Maurice Ravel componeerde zijn Bolero in 1928 voor de danseres Ida Rubinstein.
Gedurende zijn hele leven zou hij een zeer verdeelde relatie hebben met dit werk, dat al snel zeer succesvol werd en meestal onmiddellijk met zijn naam wordt geassocieerd.
Als men het compositorisch-technische aspect van het 15 minuten durende stuk bekijkt, valt al gauw op dat de structuur verbluffend eenvoudig is. Over een ostinato ritme in ¾ maat, gespeeld door de snare drum gedurende het hele stuk, bloeien afwisselend twee 16 maten melodieën. De opwindende climax van de Bolero komt van een niet aflatend crescendo, het groeiende aantal instrumenten, en indrukzoekende harmonische omkeringen. Ravel zelf wist, natuurlijk, dat grote kunst er anders uitziet.

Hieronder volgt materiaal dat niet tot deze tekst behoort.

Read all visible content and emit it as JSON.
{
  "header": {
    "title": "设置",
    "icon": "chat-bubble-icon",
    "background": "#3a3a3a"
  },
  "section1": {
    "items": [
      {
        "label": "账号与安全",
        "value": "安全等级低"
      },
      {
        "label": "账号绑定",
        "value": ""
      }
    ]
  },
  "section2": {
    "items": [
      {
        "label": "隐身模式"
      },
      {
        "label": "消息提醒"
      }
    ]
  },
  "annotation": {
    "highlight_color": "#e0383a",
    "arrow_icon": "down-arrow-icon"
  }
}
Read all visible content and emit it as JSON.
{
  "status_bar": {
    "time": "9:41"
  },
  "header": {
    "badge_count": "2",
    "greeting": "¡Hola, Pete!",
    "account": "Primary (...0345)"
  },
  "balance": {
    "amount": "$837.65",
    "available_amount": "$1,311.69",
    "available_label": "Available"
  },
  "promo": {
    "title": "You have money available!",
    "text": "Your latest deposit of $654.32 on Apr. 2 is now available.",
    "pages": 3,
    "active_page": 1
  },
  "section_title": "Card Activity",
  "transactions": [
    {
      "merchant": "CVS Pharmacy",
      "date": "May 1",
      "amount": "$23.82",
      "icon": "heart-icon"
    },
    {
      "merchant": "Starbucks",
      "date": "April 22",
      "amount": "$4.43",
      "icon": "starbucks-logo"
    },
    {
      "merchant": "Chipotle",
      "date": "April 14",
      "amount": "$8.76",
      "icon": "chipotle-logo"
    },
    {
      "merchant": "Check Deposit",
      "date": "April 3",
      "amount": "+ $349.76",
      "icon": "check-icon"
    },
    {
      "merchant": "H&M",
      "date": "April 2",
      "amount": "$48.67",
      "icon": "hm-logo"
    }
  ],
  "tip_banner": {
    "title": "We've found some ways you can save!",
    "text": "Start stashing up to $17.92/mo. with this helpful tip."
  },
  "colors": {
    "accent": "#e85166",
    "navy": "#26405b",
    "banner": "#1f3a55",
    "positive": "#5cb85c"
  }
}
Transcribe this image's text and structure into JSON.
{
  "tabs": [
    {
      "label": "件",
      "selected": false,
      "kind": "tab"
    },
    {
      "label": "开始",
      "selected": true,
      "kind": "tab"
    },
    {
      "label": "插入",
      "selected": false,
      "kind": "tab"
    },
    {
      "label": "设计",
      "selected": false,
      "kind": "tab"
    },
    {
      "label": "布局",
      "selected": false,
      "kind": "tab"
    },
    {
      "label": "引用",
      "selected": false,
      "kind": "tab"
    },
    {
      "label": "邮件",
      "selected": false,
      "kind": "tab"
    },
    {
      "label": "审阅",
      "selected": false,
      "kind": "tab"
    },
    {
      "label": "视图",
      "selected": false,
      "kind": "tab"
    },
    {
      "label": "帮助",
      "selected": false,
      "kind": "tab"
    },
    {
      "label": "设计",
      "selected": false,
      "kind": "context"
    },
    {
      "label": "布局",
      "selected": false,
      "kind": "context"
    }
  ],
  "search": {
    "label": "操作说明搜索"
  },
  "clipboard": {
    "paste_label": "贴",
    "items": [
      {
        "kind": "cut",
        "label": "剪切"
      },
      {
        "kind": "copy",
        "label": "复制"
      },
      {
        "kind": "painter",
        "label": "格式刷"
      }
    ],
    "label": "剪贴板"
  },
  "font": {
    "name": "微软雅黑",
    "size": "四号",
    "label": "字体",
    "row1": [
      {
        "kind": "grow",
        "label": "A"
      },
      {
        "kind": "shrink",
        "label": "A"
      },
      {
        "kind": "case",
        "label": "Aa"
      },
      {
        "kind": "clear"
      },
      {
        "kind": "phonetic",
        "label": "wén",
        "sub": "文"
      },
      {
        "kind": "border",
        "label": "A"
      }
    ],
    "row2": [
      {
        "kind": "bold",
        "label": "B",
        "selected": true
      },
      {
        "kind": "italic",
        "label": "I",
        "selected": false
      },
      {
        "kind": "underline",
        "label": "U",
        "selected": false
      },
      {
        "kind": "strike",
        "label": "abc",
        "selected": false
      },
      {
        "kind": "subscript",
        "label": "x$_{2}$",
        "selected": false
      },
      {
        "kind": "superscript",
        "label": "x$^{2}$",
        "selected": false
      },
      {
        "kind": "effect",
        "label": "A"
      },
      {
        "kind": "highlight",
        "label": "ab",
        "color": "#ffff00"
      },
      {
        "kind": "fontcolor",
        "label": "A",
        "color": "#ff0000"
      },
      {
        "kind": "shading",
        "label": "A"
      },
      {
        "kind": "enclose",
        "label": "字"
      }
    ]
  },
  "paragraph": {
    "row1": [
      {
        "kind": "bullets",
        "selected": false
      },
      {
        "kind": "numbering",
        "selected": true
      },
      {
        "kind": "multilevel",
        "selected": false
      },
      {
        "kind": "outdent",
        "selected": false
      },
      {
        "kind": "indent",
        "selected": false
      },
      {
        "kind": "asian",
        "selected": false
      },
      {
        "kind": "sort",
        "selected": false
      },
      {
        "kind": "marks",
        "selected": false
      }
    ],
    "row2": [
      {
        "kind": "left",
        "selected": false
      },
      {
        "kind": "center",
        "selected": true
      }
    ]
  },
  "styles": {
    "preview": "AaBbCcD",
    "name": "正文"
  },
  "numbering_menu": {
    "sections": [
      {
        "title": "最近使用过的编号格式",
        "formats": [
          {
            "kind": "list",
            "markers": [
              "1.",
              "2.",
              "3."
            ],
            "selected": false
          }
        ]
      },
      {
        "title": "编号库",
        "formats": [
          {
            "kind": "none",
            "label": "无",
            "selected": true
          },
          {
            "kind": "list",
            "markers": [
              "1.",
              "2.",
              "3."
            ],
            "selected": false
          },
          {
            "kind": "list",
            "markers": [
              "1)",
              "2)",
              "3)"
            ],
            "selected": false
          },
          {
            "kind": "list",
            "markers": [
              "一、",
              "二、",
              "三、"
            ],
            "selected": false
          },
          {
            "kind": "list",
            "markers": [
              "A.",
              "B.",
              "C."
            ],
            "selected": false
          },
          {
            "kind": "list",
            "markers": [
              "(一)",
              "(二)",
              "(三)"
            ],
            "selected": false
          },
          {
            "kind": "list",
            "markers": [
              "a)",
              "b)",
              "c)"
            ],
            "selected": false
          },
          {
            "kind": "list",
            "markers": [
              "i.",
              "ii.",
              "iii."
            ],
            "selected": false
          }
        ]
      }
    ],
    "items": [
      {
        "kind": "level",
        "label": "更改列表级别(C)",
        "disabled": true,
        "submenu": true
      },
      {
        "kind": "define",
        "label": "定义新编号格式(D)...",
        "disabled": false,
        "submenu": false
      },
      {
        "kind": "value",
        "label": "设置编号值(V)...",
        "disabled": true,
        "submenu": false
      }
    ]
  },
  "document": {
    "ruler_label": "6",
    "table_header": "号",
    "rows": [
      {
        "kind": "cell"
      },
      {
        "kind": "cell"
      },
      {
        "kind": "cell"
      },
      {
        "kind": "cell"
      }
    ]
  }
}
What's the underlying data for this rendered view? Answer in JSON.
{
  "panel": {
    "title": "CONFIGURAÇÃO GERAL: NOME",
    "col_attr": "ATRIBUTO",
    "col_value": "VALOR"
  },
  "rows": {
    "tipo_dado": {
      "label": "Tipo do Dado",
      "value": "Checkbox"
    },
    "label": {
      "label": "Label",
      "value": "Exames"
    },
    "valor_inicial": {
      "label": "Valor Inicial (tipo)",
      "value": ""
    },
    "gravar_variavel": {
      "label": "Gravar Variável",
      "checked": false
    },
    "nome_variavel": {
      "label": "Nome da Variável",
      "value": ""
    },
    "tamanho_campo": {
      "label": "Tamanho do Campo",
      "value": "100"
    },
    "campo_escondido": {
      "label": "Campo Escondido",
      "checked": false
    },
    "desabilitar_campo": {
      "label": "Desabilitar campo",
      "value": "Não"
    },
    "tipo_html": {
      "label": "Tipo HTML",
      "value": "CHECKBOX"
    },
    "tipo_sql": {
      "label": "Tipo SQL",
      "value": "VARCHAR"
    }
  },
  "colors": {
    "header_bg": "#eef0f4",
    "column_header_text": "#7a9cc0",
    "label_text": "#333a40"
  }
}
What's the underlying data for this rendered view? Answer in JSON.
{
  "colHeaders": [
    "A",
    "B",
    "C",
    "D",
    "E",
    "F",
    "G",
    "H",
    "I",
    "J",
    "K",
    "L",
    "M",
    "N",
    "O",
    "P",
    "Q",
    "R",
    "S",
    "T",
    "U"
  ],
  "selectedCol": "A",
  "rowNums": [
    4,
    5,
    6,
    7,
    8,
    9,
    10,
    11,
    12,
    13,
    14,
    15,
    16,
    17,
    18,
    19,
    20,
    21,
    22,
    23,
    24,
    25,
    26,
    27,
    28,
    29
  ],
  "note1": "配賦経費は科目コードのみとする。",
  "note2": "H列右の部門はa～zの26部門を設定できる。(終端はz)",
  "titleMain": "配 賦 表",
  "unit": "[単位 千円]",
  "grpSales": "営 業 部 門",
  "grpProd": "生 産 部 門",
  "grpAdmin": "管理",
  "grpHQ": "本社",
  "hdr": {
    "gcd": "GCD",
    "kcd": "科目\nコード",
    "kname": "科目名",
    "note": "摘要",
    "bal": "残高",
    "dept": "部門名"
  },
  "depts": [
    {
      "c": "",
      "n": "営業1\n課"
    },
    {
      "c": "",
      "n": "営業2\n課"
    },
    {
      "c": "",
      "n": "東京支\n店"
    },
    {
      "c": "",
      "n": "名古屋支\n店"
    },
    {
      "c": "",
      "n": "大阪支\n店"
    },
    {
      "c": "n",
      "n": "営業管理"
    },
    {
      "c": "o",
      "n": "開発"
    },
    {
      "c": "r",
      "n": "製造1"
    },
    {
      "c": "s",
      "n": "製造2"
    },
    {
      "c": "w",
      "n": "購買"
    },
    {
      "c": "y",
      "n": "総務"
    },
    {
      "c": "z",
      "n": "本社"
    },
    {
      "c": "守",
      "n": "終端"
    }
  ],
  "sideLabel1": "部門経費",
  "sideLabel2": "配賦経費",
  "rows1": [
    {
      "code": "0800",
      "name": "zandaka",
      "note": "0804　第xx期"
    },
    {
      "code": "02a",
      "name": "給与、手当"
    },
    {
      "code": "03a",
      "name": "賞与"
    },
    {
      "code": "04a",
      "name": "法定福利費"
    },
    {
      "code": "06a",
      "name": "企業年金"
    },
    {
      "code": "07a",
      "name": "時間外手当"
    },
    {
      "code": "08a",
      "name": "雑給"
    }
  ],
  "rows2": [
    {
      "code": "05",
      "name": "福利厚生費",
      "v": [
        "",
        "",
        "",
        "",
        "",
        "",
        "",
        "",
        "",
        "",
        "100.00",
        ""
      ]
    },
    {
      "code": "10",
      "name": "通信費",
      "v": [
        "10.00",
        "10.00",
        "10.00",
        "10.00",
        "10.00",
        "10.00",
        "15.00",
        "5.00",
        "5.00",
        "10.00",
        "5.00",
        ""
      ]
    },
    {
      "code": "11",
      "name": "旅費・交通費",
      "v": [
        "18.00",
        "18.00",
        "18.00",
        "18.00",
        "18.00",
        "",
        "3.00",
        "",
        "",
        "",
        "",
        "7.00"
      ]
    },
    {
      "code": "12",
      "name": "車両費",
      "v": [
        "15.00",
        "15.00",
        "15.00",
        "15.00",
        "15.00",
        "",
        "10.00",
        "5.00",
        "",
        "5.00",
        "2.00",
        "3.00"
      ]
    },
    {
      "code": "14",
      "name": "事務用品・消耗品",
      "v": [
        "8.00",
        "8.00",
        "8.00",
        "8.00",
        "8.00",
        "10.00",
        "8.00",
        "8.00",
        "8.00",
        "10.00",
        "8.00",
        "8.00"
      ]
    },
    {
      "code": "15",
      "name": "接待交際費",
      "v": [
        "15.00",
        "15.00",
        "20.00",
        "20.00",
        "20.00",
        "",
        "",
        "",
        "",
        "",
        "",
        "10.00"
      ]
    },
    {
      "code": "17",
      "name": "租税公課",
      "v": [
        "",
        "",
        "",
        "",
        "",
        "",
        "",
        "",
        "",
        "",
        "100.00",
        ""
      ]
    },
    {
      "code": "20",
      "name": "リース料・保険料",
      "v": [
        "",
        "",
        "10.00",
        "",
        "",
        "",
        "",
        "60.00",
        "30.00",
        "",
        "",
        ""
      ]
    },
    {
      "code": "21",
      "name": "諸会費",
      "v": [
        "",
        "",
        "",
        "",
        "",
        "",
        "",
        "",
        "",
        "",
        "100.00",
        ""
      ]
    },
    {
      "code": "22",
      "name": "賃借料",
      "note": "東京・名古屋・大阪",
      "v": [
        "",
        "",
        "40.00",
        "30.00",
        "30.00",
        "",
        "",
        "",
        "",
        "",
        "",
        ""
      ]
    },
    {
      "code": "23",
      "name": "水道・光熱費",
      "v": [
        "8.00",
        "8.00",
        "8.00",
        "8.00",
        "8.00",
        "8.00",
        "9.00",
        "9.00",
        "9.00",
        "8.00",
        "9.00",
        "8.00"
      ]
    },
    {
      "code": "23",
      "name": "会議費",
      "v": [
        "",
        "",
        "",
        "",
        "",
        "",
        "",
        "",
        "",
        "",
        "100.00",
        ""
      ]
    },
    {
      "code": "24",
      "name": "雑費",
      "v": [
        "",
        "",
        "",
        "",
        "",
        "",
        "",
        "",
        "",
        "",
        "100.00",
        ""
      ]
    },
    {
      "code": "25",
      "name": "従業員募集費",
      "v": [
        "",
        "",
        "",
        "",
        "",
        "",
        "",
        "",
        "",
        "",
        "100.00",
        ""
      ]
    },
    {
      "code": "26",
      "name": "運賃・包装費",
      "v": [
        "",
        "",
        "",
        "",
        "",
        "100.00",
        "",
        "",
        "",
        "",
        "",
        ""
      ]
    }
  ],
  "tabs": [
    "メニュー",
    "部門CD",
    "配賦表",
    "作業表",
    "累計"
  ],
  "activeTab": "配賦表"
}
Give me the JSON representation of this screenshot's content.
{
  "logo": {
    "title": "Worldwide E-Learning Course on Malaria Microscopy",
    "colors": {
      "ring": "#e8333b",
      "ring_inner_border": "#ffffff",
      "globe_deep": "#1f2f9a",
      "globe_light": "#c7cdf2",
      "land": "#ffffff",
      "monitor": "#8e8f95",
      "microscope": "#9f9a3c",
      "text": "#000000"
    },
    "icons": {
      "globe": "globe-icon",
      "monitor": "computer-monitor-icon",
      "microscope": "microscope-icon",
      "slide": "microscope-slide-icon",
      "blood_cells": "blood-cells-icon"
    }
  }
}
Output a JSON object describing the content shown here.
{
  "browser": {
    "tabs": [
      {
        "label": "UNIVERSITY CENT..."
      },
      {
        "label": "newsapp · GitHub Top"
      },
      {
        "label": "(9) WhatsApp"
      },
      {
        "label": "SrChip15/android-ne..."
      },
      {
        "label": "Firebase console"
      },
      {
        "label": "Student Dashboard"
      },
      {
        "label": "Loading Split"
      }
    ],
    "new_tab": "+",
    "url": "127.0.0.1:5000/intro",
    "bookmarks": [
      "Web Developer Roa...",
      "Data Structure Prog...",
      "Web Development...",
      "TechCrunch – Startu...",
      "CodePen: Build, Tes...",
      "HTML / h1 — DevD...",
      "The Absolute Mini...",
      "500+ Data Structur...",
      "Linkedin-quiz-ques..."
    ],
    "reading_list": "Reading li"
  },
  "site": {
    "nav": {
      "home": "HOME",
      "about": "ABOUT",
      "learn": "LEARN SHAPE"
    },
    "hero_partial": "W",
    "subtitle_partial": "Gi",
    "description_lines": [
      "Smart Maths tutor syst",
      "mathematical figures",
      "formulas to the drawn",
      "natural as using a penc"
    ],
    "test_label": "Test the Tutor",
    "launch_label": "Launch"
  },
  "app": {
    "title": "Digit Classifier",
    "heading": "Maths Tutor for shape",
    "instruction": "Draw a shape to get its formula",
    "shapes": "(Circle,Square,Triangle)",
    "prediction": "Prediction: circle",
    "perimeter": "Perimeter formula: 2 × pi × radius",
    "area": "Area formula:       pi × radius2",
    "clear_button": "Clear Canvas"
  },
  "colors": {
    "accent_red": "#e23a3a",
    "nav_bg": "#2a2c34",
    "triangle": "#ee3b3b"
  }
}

En zo verklaarde de componist dat Bolero een “zuiver orkeststuk zonder muziek was, niets dan een lang, progressief crescendo”. En elders: “Ik heb maar één meesterwerk gemaakt, dat is de Bolero; helaas bevat het geen muziek.” Ravel zinspeelde daarmee op de veel geringere publieke respons op zijn aanzienlijk complexere andere werken.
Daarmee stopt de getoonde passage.